Im Juli desselben Jahres gab sie ihr internationales Debüt beim FIS Cup in Villach, sprang konstant in die Top 15. Damit erfüllte sie die Voraussetzungen für den Weltcup. Am 5. Dezember 2014 stand sie in Lillehammer erstmals am Start. Eine Spätberufene – und doch sofort Teil der Weltspitze.

Siege, Stürze, Siege
Die Bilanz spricht für sich: 19 Weltcupsiege, 53 Podestplätze, viermal Vizeweltmeisterin, eine Bronzemedaille im Mixed in Trondheim 2025. Der größte Triumph: der Gewinn des Gesamtweltcups 2022/23. Und die Auszeichnung als Österreichs Sportlerin des Jahres 2023.
Ihr Verein ist der SK Kehlegg und als Heeressportlerin konnte sie ihren Traum zum Beruf machen. Mit 159 Zentimetern Körpergröße und einer persönlichen Bestweite von 197,5 Metern – aufgestellt im März 2024 in Vikersund – kam sie der magischen 200er-Marke sehr nahe..
Doch der Weg dorthin war gepflastert mit Rückschlägen. 2020 ein schwerer Trainingssturz mit Milzriss.
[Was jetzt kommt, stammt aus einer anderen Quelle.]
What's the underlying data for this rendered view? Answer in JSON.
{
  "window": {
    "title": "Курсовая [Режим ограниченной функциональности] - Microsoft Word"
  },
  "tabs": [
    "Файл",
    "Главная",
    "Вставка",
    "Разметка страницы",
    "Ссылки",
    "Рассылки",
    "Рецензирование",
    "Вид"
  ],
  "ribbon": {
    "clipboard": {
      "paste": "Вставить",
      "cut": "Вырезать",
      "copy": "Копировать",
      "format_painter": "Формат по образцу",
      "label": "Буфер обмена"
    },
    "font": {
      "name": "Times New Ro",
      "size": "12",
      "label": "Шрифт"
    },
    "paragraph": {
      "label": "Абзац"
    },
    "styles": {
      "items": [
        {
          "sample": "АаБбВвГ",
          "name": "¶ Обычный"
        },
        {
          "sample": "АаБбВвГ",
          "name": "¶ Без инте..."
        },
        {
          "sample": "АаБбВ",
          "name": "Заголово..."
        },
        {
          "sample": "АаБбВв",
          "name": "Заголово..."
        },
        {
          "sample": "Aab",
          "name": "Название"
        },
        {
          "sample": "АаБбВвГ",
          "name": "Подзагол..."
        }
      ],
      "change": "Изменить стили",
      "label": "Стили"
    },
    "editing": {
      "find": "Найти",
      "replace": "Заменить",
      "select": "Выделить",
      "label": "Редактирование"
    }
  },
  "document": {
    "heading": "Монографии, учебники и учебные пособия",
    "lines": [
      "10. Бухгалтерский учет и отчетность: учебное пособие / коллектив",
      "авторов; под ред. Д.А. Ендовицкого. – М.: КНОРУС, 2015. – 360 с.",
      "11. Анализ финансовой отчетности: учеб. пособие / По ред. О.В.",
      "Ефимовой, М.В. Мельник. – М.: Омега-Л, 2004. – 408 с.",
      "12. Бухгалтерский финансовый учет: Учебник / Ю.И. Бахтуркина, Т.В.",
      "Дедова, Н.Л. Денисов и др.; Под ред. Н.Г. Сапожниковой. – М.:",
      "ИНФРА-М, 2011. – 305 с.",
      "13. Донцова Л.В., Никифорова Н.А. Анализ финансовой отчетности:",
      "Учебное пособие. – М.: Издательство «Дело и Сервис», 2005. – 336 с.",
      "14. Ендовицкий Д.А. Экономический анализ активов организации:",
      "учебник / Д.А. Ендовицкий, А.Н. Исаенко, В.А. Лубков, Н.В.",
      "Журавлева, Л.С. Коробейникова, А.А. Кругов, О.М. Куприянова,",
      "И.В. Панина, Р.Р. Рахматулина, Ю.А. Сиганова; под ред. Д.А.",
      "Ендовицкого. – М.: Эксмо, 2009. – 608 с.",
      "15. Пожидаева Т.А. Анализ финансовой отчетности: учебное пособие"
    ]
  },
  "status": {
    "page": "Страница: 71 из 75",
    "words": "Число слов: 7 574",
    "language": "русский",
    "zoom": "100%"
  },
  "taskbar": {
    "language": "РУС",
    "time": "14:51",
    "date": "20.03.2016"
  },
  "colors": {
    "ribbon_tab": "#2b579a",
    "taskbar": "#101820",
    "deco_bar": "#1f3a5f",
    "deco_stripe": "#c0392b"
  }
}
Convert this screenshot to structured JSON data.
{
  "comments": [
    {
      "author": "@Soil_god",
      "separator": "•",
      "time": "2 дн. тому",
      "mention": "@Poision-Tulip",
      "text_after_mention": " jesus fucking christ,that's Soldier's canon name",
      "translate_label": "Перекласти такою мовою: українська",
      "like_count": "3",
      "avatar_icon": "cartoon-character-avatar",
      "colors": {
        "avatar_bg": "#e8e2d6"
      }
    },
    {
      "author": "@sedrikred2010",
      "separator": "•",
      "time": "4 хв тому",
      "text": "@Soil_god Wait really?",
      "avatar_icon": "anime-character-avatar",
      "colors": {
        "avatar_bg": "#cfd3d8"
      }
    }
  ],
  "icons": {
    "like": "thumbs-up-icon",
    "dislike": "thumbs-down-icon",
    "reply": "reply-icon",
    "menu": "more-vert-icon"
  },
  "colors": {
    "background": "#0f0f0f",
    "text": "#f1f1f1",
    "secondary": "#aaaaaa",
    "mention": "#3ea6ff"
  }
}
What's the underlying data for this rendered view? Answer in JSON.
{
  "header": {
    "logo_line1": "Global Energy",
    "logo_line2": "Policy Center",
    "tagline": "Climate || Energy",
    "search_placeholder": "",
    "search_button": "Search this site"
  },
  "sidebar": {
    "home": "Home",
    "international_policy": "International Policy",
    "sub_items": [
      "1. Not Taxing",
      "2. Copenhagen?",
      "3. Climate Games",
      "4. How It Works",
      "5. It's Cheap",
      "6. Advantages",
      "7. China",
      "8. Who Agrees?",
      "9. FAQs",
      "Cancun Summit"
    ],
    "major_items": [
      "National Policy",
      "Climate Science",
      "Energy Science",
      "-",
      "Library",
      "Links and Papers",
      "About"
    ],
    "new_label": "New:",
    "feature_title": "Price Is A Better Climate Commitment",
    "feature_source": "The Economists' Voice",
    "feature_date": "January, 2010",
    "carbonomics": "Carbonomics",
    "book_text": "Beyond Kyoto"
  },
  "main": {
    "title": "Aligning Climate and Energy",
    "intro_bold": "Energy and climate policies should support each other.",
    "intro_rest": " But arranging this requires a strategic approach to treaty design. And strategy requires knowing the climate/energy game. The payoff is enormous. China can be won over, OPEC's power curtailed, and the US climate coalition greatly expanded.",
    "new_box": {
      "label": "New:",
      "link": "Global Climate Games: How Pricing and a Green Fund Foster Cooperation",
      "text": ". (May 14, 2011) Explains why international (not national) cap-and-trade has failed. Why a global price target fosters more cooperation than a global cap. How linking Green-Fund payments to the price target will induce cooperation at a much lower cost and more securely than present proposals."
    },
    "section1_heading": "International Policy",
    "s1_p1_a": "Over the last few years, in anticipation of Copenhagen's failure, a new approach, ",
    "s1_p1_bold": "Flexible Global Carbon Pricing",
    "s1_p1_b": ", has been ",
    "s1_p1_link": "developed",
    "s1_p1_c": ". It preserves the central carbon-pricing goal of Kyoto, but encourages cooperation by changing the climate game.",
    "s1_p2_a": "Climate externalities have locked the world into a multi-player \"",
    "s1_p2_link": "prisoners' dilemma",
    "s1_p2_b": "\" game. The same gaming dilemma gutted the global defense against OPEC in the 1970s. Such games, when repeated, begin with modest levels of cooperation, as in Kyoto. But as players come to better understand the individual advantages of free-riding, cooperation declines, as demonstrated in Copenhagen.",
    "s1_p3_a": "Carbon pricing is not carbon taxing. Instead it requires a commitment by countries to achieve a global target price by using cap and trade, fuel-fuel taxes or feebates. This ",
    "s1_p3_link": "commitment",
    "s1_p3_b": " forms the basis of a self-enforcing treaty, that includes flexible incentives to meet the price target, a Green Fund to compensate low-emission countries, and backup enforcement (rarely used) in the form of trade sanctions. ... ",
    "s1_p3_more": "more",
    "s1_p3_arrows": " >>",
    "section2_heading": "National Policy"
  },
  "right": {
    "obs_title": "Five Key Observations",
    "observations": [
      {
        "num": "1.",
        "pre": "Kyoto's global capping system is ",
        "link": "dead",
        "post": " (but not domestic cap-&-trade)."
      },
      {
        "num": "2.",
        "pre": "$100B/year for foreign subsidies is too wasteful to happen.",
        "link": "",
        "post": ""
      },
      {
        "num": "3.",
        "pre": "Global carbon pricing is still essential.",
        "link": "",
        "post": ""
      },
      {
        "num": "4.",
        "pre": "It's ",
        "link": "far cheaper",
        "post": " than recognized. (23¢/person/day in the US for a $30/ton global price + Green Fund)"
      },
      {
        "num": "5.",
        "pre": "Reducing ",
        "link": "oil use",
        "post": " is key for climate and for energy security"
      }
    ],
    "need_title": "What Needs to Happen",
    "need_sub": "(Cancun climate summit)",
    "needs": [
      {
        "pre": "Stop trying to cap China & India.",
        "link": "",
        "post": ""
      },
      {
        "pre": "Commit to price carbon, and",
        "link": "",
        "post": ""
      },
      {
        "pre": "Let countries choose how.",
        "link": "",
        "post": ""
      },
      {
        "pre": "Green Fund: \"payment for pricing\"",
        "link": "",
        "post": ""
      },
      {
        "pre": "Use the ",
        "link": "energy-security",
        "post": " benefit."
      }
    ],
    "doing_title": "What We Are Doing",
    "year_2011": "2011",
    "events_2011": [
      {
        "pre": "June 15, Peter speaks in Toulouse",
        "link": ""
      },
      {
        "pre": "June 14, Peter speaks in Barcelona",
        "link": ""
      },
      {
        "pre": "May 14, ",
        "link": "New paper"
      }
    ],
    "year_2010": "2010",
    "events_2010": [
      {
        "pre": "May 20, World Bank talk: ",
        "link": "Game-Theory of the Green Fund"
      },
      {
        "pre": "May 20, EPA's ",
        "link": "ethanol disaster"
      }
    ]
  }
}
Immer wieder Knieverletzungen. Und nun, im Herbst 2025, der folgenschwerste: ein Kreuzbandriss, Meniskusschäden, Knorpelverletzung. Das vorzeitige Saisonende – und mit ihm der Traum von einer Teilnahme an den Olympischen Winterspielen in Mailand und Cortina, wo besonders viele Weggefährten, Freunde und Familie wohl dabei gewesen wären.

Werte, Widerstand, Vorbild
Pinkelnigs Kraft wurzelt nicht nur in Trainingsstunden und Erfolgen. Sie selbst sagt: „Am liebsten bin ich einfach die Eva.“ Rollen – als Athletin, Vorbild, Feministin – nimmt sie an, aber sie definiert sich nicht über sie. Ihr Fundament sind andere Dinge: der Glaube, die Familie, die Natur.
Im ARD-Podcast "Sportschau Wintersport Spezial" erzählte sie, wie prägend ihr Aufwachsen war: „Die ersten sechs Jahre meines Lebens habe ich in einem Flüchtlingsheim verbracht, das meine Eltern geleitet haben. Dort habe ich erlebt, was Zusammenhalt bedeutet – und dass Liebe nichts mit Leistung zu tun hat.“ Diese frühe Erfahrung habe ihr Sicherheit gegeben, auch im Spitzensport nicht den eigenen Wert über Platzierungen zu definieren.
Pinkelnig spricht offen darüber, dass sie Rollenbilder gerne bricht. Als Kind trug sie kurze Haare, spielte Fußball, suchte den Kontakt zu den Jungs – ohne Angst, nicht in eine Schublade zu passen. "Ich musste nie in eine Rolle hinein", sagt sie. "Und genau das hat mir später geholfen, meinen eigenen Weg zu gehen."
Parallelen und Ausnahmen
Pinkelnigs Laufbahn ist einzigartig, doch in einzelnen Facetten erinnert sie an andere Ausnahmeathleten. Lindsey Vonn etwa, die trotz zahlreicher Knieverletzungen immer wieder zurückkehrte und 2010 in Vancouver Olympiagold gewann. Oder Thomas Muster, der nach einem Autounfall beinahe aufgegeben hätte – und später die Nummer eins der Tenniswelt wurde. Auch im eigenen Fach gibt es Parallelen: Daniela Iraschko-Stolz, ebenfalls eine späte Starterin, die sich mit Beharrlichkeit und gegen Widerstände in die Weltspitze kämpfte.
Und doch: Pinkelnigs Geschichte bleibt anders. Während Vonn und Muster früh in Systeme eingebettet waren und Iraschko-Stolz den Frauen das Skispringen überhaupt erst erkämpfte, kam sie als Quereinsteigerin mit 24 Jahren ins Nationalteam. Ihre Karriere beweist, dass selbst im Spitzensport, wo Erfolg meist in der Kindheit beginnt, auch späte Wege möglich sind – wenn man den Mut hat, sie zu gehen.

Nähe zum Traum
Noch vor wenigen Monaten sprach sie von einem weiteren Ziel: 200 Meter. Mit ihrer Bestweite von 197,5 Metern war sie nur noch einen Atemzug davon entfernt. Es wäre die ultimative Vollendung ihres späten Kindheitstraums gewesen.
Ob sie nach diesem Sturz noch einmal zurückkehrt, ist offen. Die Reaktionen in sozialen Netzwerken machen deutlich, dass ihr Weg weit über sportliche Erfolge hinaus Menschen bewegt. Mit 37 Jahren steht sie am Scheideweg zwischen Aufbruch und Abschied.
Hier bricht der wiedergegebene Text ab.